The story behind the sonic boom heard over Washington DC on Sunday has been revealed after alarming reports surface of unresponsive plane entering restricted airspace.
On Sunday afternoon, a Cessna aircraft, whose pilot and passengers were unresponsive, flew into restricted airspace and quickly triggered the deployment of fighter jets.
The Pentagon F-16s went supersonic to reach the unresponsive plane, which startled residents in D.C., Virginia, and Maryland who heard the boom caused by the jets breaking supersonic speed.
My wife and I were recording a song on an iPhone and captured the boom 💥 in Fairfax VA pic.twitter.com/US7Bcfl8b5
— literal mastodon (@Travisagainst) June 4, 2023
— Jared McQueen (@goodguyguybrush) June 4, 2023
As news about the sonic boom spread, Americans grew even more concerned after reports emerged that the DC National Guard had “cleared supersonic” to respond to an unknown Cessna that was ignoring radio queries and flying on a “strange flight path” outside the nation’s capital.
In a statement, the North American Aerospace Defense Command (NORAD) said, “The civilian aircraft was intercepted at approximately 3:20 p.m.”

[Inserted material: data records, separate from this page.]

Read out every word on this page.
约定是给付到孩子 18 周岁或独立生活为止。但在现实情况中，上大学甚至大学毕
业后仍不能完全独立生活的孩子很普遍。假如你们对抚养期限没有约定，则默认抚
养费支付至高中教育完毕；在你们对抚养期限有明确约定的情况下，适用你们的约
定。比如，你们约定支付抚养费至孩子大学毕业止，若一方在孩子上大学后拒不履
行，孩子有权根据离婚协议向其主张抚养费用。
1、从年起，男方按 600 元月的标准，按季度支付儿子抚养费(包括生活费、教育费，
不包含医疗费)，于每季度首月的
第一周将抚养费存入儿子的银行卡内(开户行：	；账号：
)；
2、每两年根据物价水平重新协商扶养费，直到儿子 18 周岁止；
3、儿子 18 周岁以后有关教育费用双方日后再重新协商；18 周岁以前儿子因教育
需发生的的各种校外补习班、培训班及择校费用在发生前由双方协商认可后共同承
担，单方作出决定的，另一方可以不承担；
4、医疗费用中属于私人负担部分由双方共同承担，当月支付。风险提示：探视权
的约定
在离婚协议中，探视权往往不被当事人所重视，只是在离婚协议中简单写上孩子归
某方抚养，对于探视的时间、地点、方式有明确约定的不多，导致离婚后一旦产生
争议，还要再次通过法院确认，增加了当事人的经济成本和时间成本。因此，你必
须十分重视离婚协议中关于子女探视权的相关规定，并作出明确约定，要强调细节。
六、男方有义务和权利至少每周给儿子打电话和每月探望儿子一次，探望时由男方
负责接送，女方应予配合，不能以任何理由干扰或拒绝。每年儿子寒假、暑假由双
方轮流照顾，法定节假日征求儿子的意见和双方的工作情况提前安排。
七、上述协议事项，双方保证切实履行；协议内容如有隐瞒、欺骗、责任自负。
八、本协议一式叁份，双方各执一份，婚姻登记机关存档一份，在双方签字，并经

“The NORAD aircraft were authorized to travel at supersonic speeds and a sonic boom may have been heard by residents of the region,” NORAD added.
NORAD stated that multiple attempts were made to gain the pilot’s attention, including the use of flares. However, no success was had in alerting the pilot who was reportedly “passed out.”
After confirming that the pilot was unresponsive, the jet was monitored until it crashed into mountainous terrain near the George Washington National Forest in Virginia.
It was later revealed that the plane was owned by John Rumpel, a Florida businessman and owner of Encore Motors.
Rumpel is also a prominent donor to conservative political campaigns. He has made large donations to both Donald Trump’s 2020 presidential campaign and Ron DeSantis’ gubernatorial campaign.
The victims of the plane crash included Rumpel’s 49-year-old daughter, Adina Azarian, her two-year-old daughter, and the family nanny.
Adina, a Hamptons luxury realtor, and her daughter had been flying from Tennessee to their home in East Hampton.
Speaking to The New York Times after the crash, a heartbroken Rumpel revealed that his daughter and granddaughter had just spent four days with him at his home in North Carolina.
Rumpel, a trained pilot, believes the plane could have lost pressurization in the air, causing his family and the pilot to lose consciousness.
“They all just would have gone to sleep and never woke up,” Rumpel said.